Over at The Utne Reader, Keith Goetzman asks a question originally posed by John D’Agata, “Do we read (nonfiction) to receive information, or do we read it to experience art?”
Goetzman said the question ate at him most while reading D’Agata’s recent essay in The Believer about a teenage suicide in Las Vegas. “I was immediately drawn in by D’Agata’s deft, artful writing, and yet as the tale unfolded I was stopped cold at several junctures, mostly because as a journalist I had certain expectations about what I perceived as, first and foremost, a piece of journalism.”
The article in The Believer is journalistic. The first part of the story is written in an authoritative voice, complete with lots of statistics, but very quickly, it becomes a piece of memoir, too, and one, as Goetzman points out, that gets a little sloppy ethically. He doesn’t make the time frame clear, for apparently no reason. He hires a private detective to do his research and describes her in a bit of a stereotypical way. The list goes on.

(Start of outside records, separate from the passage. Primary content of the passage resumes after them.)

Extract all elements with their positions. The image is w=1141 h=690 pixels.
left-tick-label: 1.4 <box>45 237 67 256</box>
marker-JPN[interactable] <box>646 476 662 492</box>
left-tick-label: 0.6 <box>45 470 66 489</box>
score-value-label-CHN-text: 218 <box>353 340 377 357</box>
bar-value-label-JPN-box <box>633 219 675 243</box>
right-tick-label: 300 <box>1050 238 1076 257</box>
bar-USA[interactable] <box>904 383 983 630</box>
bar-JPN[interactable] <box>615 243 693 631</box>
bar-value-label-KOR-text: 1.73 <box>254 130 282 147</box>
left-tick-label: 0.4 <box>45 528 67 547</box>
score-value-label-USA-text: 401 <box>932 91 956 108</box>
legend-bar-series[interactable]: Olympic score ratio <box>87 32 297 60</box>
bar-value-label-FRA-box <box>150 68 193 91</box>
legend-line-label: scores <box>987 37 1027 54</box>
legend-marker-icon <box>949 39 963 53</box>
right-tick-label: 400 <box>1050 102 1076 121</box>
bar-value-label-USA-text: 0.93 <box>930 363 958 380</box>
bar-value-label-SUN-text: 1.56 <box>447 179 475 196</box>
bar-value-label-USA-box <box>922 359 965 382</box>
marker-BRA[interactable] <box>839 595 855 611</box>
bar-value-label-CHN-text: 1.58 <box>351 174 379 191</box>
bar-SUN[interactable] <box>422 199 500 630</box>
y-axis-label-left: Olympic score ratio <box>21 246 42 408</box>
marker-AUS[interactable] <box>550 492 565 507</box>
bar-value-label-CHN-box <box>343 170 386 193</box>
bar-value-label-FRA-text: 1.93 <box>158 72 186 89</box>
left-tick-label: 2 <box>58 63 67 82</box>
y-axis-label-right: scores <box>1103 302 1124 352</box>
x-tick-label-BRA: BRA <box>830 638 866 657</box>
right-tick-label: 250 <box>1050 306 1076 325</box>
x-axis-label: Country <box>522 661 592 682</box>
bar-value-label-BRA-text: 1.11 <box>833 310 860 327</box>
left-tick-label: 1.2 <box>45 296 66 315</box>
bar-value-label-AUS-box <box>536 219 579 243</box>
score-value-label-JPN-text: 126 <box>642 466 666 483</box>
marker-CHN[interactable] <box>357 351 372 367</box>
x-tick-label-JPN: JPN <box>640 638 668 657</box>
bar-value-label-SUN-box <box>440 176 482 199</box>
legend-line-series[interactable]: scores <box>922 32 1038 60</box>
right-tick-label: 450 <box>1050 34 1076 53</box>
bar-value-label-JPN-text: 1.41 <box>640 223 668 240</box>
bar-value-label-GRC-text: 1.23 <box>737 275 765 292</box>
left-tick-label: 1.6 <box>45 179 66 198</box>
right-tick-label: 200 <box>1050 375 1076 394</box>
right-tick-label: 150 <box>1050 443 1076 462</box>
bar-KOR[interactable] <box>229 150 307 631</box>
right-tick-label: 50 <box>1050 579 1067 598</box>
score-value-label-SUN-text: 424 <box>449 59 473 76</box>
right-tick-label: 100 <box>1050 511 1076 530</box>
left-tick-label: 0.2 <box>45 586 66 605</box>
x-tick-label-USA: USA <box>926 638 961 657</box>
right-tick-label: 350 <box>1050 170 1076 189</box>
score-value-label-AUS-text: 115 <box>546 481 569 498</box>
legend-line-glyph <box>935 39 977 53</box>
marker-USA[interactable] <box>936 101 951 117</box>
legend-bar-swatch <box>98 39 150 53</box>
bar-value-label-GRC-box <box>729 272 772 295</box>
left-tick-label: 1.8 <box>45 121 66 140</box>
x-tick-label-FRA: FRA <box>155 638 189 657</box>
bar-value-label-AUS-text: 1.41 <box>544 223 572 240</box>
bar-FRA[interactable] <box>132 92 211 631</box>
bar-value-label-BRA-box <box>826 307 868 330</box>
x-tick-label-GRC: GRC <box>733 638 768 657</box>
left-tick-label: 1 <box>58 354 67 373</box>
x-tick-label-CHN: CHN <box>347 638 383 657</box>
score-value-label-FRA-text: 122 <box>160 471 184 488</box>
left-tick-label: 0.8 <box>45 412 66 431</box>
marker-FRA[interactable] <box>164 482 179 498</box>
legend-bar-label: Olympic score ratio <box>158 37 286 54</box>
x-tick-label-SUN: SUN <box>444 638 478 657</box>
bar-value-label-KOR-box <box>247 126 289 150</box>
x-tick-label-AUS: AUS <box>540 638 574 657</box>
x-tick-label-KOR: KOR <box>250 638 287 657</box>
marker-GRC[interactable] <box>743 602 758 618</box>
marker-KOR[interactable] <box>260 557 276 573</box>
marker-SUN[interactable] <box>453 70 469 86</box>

Says Goetzman: “I for one hope we remember that some subjects, like a teenager’s suicide, seem to demand a deep and abiding respect for facts and clarity. At first impression D’Agata appears to be honoring the memory of Levi Presley by speaking the unspeakable—yet by the story’s end, at least to this reader, he appears to have done just the opposite.”
It seems to me the problem is that writing personal memoir about someone else’s tragedy is a dangerous, dangerous game. It’s not impossible, but you have to put empathy for the victims and those that surround them above all else, and playing loose with that, whether it manifests artistically or factually, is what can get you in trouble.